I have then disabled internal TS until I need it again someday.

DBD::Oracle, Cursors and Environment under mod_perl

Need some help, because I can't find any solution for my problems with DBD::Oracle.
So at first, this is the current situation:
We are running Apache2 with mod_perl 2.0.4 at our company
Apache web server was set up with a startup script which is setting some environment variables (LD_LIBRARY_PATH, ORACLE_HOME, NLS_LANG)
In httpd.conf there are also environment variables for LD_LIBRARY_PATH and ORACLE_HOME (via SetEnv)
We are generally using the perl module DBI with driver DBD::Oracle to connect to our main database
Before we create a new instance of DBI we are setting some perl env variables, too (%ENV). We are setting ORACLE_HOME and NLS_LANG.
So far, this works fine. But now we are extending our system and need to connect to a remote database. Again, we are using DBI and DBD::Oracle. But for now there are some new conditions:
New connection must run in parallel to the existing one
TNSNAMES.ORA for the new connection is placed at a different location (not at $ORACLE_HOME.'/network/admin')
New database contents are provided by stored procedures, which we are fetching with DBD::Oracle and cursors (like explained here: https://metacpan.org/pod/DBD::Oracle#Binding-Cursors)
The stored procedures are returning object types and collection types, containing attributes of oracle type DATE
To get these dates in a readable format, we set a new env variable $ENV{NLS_DATE_FORMAT}
To ensure the date format we additionally alter the session by alter session set nls_date_format ...

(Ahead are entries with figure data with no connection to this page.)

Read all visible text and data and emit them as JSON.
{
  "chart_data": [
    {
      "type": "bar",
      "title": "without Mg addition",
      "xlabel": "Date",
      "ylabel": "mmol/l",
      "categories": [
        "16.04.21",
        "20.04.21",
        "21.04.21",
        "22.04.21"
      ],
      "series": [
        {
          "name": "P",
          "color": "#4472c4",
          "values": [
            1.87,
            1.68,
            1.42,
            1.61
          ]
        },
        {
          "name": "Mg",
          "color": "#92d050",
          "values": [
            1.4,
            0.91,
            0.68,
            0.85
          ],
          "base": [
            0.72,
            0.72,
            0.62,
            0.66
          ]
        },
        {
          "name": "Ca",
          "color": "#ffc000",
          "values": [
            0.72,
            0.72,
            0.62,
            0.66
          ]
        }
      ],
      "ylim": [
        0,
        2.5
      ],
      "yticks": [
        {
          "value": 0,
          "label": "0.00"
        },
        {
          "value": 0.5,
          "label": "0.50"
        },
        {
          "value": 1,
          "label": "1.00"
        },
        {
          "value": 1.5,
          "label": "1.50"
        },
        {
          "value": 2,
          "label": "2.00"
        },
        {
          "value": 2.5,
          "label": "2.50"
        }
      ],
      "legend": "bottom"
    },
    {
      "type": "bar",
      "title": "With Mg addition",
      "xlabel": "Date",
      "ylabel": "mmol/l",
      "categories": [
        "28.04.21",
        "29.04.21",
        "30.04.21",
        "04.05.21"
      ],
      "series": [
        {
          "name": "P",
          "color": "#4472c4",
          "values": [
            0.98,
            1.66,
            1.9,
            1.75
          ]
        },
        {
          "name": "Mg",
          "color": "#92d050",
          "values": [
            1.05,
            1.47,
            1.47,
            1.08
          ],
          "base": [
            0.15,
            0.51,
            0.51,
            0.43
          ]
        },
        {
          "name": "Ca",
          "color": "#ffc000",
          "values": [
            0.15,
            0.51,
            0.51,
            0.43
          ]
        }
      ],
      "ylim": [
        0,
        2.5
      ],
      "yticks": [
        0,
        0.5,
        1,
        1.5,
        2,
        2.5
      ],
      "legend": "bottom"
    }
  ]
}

Okay, this works fine, too. But only if we make a new connection on the console. New TNS location is found by the script, connection could be established and fetching data from the procedures by cursor is also working. Alle DATE types are formatted as specified.
Now, if we try to make this connection at apache environment, it fails. At first the datasource name could not resolved by DBI/DBD::Oracle. I think this is because of our new TNSNAMES.ORA file or rather the location is not found by DBI/DBD::Oracle in Apache context (published by $ENV{TNS_ADMIN}). But I don't know why???
The second problem is (if I create a dirty workaround for our first one) that the date format, published by $ENV{NLS_DATE_FORMAT} is only working on first level of our cursor select.
BEGIN OPEN :cursor FOR SELECT * FROM TABLE(stored_procedure) END;
The example above returns collection types of object which are containing date attributes. In Apache context the format published by NLS_DATE_FORMAT is not recognized. If I use a simple form of the example like this
BEGIN OPEN :cursor FOR SELECT SYSDATE FROM TABLE(stored_procedure) END;
the result (a single date field) is formatted well. So I think subordinated structures were not formatted because $ENV{NLS_DATE_FORMAT} works only in console context and not in Apache context, too.
So there must be a problem with the perl environment variables (%ENV) running under Apache and mod_perl. Maybe a problem of mod_perl?
I am at my wit's end. Maybe anyone in the whole wide world has a solution ... and excuse my english :-) If you need some further explanations, I will try to define it more precisely.
If your problem is that changes to %ENV made while processing a request don't seem to be honoured, this is because mod_perl assumes you might be running multiple threads and doesn't actually change the process environment when you change %ENV, so external libraries (like the oracle client) or child processes don't see the change.
You can work around it by first using the prefork MPM, so there aren't any threading issues, and then making changes to the environment using Env::C instead of the %ENV hash.